Z. Özlem ABAY o.abay@hotmail.com

KANLI YOL

Ney, kanlı yolun sözlerinden bahseder. / Mecnûnâne aşk hikâyeleri anlatır.

Ney; kamışlıktan kesilip, içinin dağlanıp ses verir hâle gelene kadar geçirdiği süreci; içli nağmeleri ile bu kanlı yolu anlatır. İnsân-ı kâmilin, hayat merhalelerinden sabır ve takvâ ile geçtiği yol da böyledir. Neyin sesindeki insanı etkileyen hüzün, insân-ı kâmilin de bu dünyada yaşadığı ayrılık derdini anlatır.

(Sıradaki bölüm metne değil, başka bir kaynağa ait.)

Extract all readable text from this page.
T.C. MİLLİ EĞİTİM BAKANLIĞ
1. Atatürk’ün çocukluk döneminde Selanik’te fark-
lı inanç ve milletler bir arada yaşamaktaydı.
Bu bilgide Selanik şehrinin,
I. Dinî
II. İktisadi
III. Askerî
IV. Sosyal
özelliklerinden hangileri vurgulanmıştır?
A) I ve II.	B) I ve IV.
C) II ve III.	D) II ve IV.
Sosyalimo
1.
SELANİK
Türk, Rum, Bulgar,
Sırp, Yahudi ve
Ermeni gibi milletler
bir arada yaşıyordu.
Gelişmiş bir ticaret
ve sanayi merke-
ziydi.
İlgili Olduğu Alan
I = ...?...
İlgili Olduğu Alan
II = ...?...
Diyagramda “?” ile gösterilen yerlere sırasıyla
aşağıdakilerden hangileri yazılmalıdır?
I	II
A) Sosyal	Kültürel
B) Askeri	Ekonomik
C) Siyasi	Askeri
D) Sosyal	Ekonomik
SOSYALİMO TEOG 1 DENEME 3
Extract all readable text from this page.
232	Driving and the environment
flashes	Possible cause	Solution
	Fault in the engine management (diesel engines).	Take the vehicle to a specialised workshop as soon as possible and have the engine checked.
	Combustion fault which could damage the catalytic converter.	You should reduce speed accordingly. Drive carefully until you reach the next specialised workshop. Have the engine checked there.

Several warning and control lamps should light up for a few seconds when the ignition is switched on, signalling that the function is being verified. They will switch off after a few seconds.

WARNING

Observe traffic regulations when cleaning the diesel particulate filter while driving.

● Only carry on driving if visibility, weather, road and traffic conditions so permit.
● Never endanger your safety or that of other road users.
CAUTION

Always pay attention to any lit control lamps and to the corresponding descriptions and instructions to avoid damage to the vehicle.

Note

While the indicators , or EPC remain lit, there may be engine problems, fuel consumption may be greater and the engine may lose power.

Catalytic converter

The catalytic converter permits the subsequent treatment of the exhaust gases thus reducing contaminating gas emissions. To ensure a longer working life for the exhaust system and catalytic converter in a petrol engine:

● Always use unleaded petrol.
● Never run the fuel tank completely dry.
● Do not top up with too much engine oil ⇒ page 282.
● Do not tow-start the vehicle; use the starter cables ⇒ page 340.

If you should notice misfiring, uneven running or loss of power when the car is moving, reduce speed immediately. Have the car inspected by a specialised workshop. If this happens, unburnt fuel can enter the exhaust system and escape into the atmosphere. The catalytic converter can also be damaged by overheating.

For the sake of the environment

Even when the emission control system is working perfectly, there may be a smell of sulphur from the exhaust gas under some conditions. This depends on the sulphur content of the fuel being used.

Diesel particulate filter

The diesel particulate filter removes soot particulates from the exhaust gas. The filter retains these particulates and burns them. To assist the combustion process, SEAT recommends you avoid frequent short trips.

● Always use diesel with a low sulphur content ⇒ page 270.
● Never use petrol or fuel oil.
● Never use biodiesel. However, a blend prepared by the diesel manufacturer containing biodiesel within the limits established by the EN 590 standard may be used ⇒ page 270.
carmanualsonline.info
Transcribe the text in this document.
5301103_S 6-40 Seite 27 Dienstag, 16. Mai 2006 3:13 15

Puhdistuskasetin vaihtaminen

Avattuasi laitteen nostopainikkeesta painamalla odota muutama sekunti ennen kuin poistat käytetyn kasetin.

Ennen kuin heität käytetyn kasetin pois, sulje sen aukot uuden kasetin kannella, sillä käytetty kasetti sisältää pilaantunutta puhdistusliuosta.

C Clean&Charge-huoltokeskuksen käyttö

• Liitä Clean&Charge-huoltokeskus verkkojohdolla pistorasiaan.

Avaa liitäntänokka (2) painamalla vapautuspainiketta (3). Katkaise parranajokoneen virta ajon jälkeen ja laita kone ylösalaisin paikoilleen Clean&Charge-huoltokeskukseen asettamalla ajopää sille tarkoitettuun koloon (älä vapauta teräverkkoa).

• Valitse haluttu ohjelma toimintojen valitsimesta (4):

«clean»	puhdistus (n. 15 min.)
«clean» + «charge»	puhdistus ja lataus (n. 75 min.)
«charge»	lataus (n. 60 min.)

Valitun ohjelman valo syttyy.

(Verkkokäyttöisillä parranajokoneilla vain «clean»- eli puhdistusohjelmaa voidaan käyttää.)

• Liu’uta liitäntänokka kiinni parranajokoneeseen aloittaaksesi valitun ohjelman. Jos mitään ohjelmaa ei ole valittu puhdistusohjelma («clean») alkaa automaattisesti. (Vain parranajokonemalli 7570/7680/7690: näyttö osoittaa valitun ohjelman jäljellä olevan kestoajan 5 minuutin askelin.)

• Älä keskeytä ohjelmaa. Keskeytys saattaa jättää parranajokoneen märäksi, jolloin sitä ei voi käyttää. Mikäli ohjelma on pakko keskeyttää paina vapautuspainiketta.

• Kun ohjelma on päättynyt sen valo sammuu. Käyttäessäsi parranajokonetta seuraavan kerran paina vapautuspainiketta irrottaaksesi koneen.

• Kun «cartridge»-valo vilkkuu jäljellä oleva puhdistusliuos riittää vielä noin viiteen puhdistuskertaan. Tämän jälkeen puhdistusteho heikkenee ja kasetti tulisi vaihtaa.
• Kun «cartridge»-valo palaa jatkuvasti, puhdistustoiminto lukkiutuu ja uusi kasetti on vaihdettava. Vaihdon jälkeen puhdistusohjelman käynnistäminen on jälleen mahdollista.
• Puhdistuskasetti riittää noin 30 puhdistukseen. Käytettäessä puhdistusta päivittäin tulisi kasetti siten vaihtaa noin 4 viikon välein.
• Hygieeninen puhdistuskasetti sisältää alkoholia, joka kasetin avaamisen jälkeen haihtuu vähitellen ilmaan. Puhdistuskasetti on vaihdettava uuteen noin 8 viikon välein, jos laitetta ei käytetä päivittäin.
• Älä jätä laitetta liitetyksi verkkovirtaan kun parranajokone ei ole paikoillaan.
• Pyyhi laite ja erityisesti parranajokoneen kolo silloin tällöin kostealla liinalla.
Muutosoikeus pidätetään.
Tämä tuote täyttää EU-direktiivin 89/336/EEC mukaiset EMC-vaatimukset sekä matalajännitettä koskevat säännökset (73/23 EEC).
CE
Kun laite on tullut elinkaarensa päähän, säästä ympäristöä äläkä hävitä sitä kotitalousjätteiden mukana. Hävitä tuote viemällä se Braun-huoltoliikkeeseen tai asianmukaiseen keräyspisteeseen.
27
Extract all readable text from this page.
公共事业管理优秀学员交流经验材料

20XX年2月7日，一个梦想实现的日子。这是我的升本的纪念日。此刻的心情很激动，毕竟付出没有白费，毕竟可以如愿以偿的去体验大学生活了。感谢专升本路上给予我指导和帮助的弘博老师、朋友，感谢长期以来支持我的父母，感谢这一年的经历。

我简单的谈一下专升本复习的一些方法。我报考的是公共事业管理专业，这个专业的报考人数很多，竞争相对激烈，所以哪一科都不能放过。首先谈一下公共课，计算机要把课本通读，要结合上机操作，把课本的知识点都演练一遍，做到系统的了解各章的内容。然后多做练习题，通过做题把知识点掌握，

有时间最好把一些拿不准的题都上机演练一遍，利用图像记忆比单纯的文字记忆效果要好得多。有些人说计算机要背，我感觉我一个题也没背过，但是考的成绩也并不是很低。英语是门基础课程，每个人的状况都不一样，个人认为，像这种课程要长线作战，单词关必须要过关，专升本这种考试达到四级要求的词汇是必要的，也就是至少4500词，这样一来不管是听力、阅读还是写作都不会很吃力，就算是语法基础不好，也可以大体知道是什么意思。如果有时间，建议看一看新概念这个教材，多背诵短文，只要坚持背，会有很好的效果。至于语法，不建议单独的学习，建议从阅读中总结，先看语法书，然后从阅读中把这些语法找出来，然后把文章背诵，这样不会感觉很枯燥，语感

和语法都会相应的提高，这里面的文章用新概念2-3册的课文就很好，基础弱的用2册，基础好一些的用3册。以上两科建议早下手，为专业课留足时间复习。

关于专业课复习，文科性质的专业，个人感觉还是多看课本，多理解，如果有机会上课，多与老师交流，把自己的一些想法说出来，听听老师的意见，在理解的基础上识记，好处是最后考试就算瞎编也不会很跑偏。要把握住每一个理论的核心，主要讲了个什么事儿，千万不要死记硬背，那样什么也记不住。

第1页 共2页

Dertler, belâlar, zorluklar kişiyi bu dünyada daha olgun insan yapar. İnsan çile ile pişer, kemâle erer. Hayatta nefsin isteklerine karşı durmak zordur; lâkin nefsin her istediğini de vermek nefsi besler, dizginlemeyi zorlaştırır. Bunun için nefs-i emmârenin sultasından kurtulup nefs-i mutmainneye ulaşma yolu zordur. Çekilen dert ve sıkıntılar; nefsin kötü huy ve alışkanlıklardan tezkiyesine, kalbin tasfiyesine vesiledir. Bu yüzden dert ve sıkıntıları mihnet değil, minnet bilmek gerekir.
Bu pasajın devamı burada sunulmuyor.